Para facilitar la incorporación de estos profesionales, el organismo informó que a partir de octubre habilitará el curso de acreditación en su Aula Virtual para usuarios externos.
Bioseguridad desde el ingreso hasta la gestión de la mortalidad
Uno de los puntos centrales de la normativa en torno a la piscicultura es la incorporación de exigencias mínimas de infraestructura y manejo, que variarán según el ambiente donde se desarrolle la producción. Para los establecimientos en tierra, se contemplan áreas delimitadas, señalización y barreras sanitarias en los accesos.

En tanto, los establecimientos ubicados en cuerpos de agua continentales o marítimos deberán cumplir requisitos adaptados a sus propias condiciones de producción, incluyendo disposiciones vinculadas con las jaulas flotantes y su funcionamiento dentro de ambientes abiertos.
La resolución sobre la piscicultura también exige controles de acceso, protocolos para el manejo del agua, cuarentenas para los lotes de nuevo ingreso y procedimientos de limpieza y desinfección. A esto se suma la gestión segura de la mortalidad y la obligación de notificar sospechas de enfermedades, dos aspectos considerados centrales para evitar la propagación de agentes sanitarios.

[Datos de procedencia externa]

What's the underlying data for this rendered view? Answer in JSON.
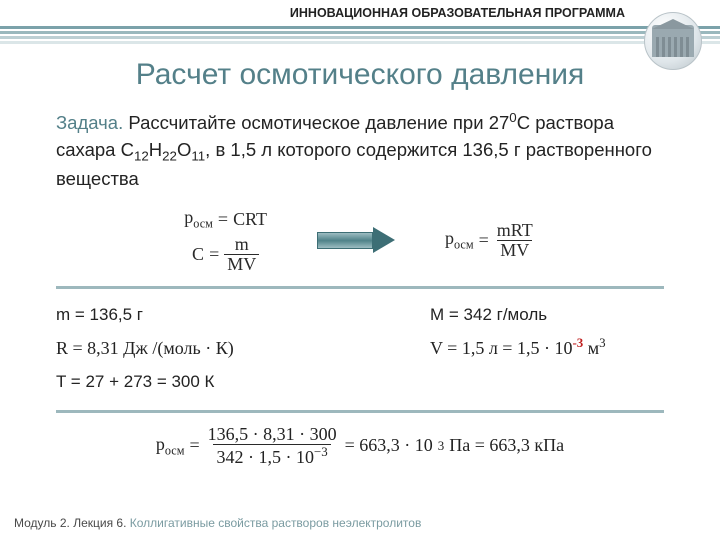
{
  "colors": {
    "header_text": "#222222",
    "title_text": "#548089",
    "lead_text": "#548089",
    "body_text": "#232323",
    "rule": "#9db8bd",
    "stripes": [
      "#7ba2aa",
      "#9ab8bd",
      "#bccfd3",
      "#dbe6e8"
    ],
    "arrow_border": "#3d6e75",
    "footer_text": "#494949",
    "footer_accent": "#7a9ba1"
  },
  "header": "ИННОВАЦИОННАЯ ОБРАЗОВАТЕЛЬНАЯ ПРОГРАММА",
  "title": "Расчет осмотического давления",
  "problem": {
    "lead": "Задача.",
    "text_before_temp": " Рассчитайте осмотическое давление при ",
    "temp_val": "27",
    "temp_sup": "0",
    "temp_unit": "С",
    "text_mid": " раствора сахара С",
    "f_sub1": "12",
    "f_mid1": "Н",
    "f_sub2": "22",
    "f_mid2": "О",
    "f_sub3": "11",
    "text_after": ", в 1,5 л которого содержится 136,5 г растворенного вещества"
  },
  "eq": {
    "p_label": "p",
    "p_sub": "осм",
    "eq1_rhs": "CRT",
    "c_lhs": "C",
    "frac_num": "m",
    "frac_den": "MV",
    "eq2_rhs_num": "mRT",
    "eq2_rhs_den": "MV"
  },
  "data": {
    "m": "m = 136,5 г",
    "R": "R = 8,31 Дж /(моль · К)",
    "T": "T = 27 + 273 = 300 К",
    "M": "М = 342 г/моль",
    "V_pre": "V = 1,5 л = 1,5 · 10",
    "V_sup": "-3",
    "V_post": " м",
    "V_unit_sup": "3"
  },
  "final": {
    "num": "136,5 · 8,31 · 300",
    "den_pre": "342 · 1,5 · 10",
    "den_sup": "−3",
    "mid": " = 663,3 · 10",
    "mid_sup": "3",
    "tail": " Па = 663,3 кПа"
  },
  "footer": {
    "plain": "Модуль 2. Лекция 6. ",
    "accent": "Коллигативные свойства растворов неэлектролитов"
  }
}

Manuales, registros y planes para responder ante una emergencia
Cada establecimiento deberá contar con un Manual de Bioseguridad y de Buenas Prácticas Acuícolas, en el que deberán detallarse las acciones preventivas, los protocolos de limpieza y desinfección y las medidas relacionadas con el manejo sanitario y el bienestar animal.

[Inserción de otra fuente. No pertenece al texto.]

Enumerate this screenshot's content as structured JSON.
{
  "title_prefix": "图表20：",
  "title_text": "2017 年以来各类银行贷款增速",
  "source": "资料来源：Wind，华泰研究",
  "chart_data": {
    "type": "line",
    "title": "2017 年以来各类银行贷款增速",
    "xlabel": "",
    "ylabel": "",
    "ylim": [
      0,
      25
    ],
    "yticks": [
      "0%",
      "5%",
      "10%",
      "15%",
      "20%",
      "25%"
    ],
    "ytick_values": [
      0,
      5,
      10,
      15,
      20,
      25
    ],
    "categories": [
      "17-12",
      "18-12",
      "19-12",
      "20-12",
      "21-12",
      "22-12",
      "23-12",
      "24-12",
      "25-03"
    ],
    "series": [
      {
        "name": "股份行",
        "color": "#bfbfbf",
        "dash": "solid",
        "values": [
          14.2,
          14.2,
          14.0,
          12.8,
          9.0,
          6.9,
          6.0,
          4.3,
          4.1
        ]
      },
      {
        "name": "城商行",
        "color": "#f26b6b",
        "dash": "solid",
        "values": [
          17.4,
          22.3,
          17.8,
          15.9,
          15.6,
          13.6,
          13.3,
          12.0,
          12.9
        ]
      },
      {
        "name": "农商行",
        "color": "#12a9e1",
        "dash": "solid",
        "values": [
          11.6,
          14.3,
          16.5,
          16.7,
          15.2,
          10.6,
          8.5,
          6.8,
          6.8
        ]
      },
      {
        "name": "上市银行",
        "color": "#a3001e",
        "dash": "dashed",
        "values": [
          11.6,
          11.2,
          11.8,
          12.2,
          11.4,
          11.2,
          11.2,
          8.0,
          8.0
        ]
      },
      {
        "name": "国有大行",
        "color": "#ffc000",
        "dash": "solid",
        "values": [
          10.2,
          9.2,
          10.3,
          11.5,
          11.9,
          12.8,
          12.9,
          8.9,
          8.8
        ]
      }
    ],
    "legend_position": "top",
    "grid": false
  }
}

También será obligatorio disponer de un Manual de Contingencia para actuar frente a situaciones como eventos de alta mortandad o sospechas de enfermedades de notificación obligatoria. Todas las acciones deberán quedar documentadas mediante registros que puedan ser auditados.

Un plazo de hasta dos años para completar la adecuación
Debido a la heterogeneidad de la piscicultura, el SENASA dispuso una implementación gradual. La norma entrará en vigencia 180 días corridos después de su publicación y, desde ese momento, los titulares de los establecimientos tendrán 90 días para presentar un informe sobre el cumplimiento de los requisitos establecidos.

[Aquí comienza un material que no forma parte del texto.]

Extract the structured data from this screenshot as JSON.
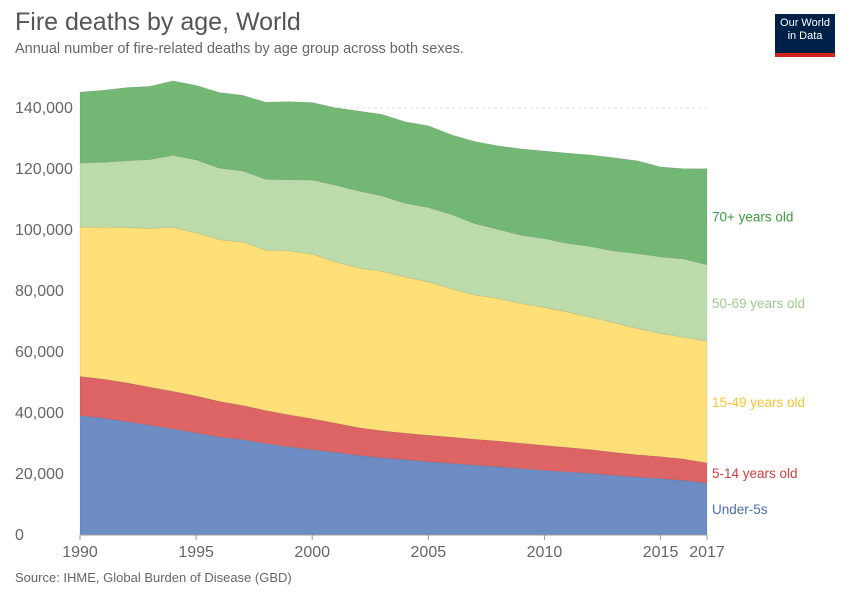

Aquellos productores que acrediten un cumplimiento parcial podrán presentar un plan de adecuación para completar las exigencias pendientes. El plazo máximo previsto para finalizar ese proceso será de 24 meses, una ventana que busca facilitar la adaptación progresiva de los distintos sistemas productivos.
Con esta regulación, la Argentina incorpora un marco sanitario específico para una actividad con potencial de crecimiento como la piscicultura. La norma busca proteger el patrimonio zoosanitario nacional, mejorar la trazabilidad de los peces y del material reproductivo y reducir el riesgo de ingreso y dispersión de enfermedades.